Just recently, a groundbreaking discovery in the field of electric batteries was achieved. The reality of fast-charging phones, laptops, and even full sized electric cars could come to us sooner than what we expected.
The breakthrough was from a research led by the University of Surrey and Augmented Optics Ltd. in collaboration with University of Bristol. The study resulted to the discovery of new materials that offer an alternative to battery power, and is proven to be between 1,000-10,000 times more powerful than existing supercapacitors.
This development revolutionizes the average 6 to 8 hours charging time of electric cars, shortening the recharge time down in just minutes. Now, charging your electric car will seem like refueling a gasoline-engined regular car. Moreover, it may also lead to a future possibility of full-charging your gadgets in just a matter of seconds.

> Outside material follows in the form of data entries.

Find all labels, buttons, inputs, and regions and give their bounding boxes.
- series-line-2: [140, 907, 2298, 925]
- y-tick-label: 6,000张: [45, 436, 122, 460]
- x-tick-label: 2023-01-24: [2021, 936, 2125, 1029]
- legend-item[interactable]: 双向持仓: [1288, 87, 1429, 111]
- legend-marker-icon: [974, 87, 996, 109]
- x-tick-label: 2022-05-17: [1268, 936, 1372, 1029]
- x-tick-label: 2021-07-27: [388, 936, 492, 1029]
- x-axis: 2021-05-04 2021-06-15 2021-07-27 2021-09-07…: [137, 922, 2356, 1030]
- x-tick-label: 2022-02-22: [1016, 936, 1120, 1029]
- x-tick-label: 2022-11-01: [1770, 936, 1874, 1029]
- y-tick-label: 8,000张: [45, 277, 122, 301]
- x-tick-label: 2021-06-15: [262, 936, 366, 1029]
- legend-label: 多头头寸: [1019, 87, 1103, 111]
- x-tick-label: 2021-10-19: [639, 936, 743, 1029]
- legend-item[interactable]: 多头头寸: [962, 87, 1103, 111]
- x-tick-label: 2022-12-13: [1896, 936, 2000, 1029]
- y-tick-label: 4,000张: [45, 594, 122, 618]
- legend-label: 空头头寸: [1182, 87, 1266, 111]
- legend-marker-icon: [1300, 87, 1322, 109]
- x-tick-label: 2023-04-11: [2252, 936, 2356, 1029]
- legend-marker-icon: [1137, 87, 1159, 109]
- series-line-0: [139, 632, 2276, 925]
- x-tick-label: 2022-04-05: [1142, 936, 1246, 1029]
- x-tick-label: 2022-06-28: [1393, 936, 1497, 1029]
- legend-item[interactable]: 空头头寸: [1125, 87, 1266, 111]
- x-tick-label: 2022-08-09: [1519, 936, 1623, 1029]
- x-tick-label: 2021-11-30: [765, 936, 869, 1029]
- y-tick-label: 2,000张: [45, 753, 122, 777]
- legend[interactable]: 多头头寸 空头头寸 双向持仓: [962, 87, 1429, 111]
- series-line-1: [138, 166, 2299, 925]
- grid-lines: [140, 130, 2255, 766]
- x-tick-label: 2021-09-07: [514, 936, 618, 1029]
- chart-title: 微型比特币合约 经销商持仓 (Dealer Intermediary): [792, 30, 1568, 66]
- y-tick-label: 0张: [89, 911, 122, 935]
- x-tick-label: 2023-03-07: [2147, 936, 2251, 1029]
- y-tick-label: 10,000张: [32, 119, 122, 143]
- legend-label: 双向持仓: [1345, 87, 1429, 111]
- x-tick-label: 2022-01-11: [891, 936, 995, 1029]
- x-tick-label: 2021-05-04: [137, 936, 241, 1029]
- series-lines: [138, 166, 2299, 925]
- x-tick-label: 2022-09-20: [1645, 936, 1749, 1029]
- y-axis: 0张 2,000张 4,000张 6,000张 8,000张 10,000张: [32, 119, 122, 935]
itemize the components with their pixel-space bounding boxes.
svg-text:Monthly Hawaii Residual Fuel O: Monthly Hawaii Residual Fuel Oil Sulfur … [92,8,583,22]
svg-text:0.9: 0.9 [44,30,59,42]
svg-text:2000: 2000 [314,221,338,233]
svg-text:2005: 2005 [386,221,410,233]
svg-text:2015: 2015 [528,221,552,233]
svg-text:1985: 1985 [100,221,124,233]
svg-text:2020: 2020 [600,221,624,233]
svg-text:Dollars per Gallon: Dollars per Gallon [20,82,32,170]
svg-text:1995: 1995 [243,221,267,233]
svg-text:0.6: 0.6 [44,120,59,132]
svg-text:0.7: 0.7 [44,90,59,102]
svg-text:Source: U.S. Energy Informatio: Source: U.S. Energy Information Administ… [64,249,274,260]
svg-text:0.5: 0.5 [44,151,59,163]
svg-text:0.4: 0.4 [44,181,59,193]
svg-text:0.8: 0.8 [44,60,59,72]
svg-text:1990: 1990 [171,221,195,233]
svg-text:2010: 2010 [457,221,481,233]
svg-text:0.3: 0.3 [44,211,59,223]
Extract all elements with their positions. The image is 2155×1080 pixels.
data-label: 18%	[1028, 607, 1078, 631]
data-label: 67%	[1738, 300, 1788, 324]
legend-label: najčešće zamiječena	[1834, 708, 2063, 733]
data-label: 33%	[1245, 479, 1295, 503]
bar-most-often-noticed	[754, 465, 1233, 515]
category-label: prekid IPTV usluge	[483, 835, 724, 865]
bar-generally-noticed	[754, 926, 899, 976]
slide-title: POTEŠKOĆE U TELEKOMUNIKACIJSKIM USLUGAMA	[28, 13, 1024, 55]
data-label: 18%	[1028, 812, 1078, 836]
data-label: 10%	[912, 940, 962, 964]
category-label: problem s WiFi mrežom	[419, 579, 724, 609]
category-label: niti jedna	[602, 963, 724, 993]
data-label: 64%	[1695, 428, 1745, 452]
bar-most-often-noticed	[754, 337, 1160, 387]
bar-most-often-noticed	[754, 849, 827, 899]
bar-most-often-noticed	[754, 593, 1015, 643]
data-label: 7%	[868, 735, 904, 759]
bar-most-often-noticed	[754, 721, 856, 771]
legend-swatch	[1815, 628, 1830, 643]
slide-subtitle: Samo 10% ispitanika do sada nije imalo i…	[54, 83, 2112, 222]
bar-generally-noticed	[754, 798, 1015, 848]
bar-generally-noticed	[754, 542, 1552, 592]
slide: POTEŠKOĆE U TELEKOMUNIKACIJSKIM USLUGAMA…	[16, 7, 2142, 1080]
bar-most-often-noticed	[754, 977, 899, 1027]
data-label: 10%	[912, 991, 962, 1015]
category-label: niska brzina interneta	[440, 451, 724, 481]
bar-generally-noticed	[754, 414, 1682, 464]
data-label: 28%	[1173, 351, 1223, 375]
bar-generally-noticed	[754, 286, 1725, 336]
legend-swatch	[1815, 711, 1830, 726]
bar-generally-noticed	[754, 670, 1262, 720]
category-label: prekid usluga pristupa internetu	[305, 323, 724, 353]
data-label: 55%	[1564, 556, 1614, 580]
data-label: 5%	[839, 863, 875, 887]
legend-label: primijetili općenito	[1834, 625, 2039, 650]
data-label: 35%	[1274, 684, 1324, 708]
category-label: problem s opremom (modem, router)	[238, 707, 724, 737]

In fact, it is known that existing supercapacitors are already used in China’s buses, but with only limited travel distance due to needed charging for every 2 to 3 stops. The new super-fast charging battery, on the other hand, allows a travel-duration of continuous 20 to 30 stops without having the need to recharge.
The project was provided with a platform in development through Dr. Donald Highgate’s research of soft contact lens materials. Then, he later teamed up with principal investigators Dr. Ian Hamerton and Dr. Brendan Howlin to make the materials electrically active.
More so, Augmented Optics CEO Jim Heathcote stated that we are not looking at a technology that will hit reality in 10 to 20 years. Instead, he concluded,
We're talking about potentially getting into prototyped devices within a matter of months."
Existing EVs are powered with lithium-ion battery that was first commercialized by Sony in 1991. However, the said battery doesn’t have enough temperature resistant and degrades over time. This is because lithium-ion batteries store energy in a chemical reaction.
In contrary, supercapacitors stores on the surface of the material, providing longer life span and faster charges. Thus, allowing it to perform much better in low temperature than an ordinary chemical battery.
While our faith for this technology lies in Heathcote’s statement about its quick development, the world was assured with his follow-up statement, “We are now actively seeking commercial partners in order to supply our polymers and offer assistance to build these ultra-high energy density storage devices.”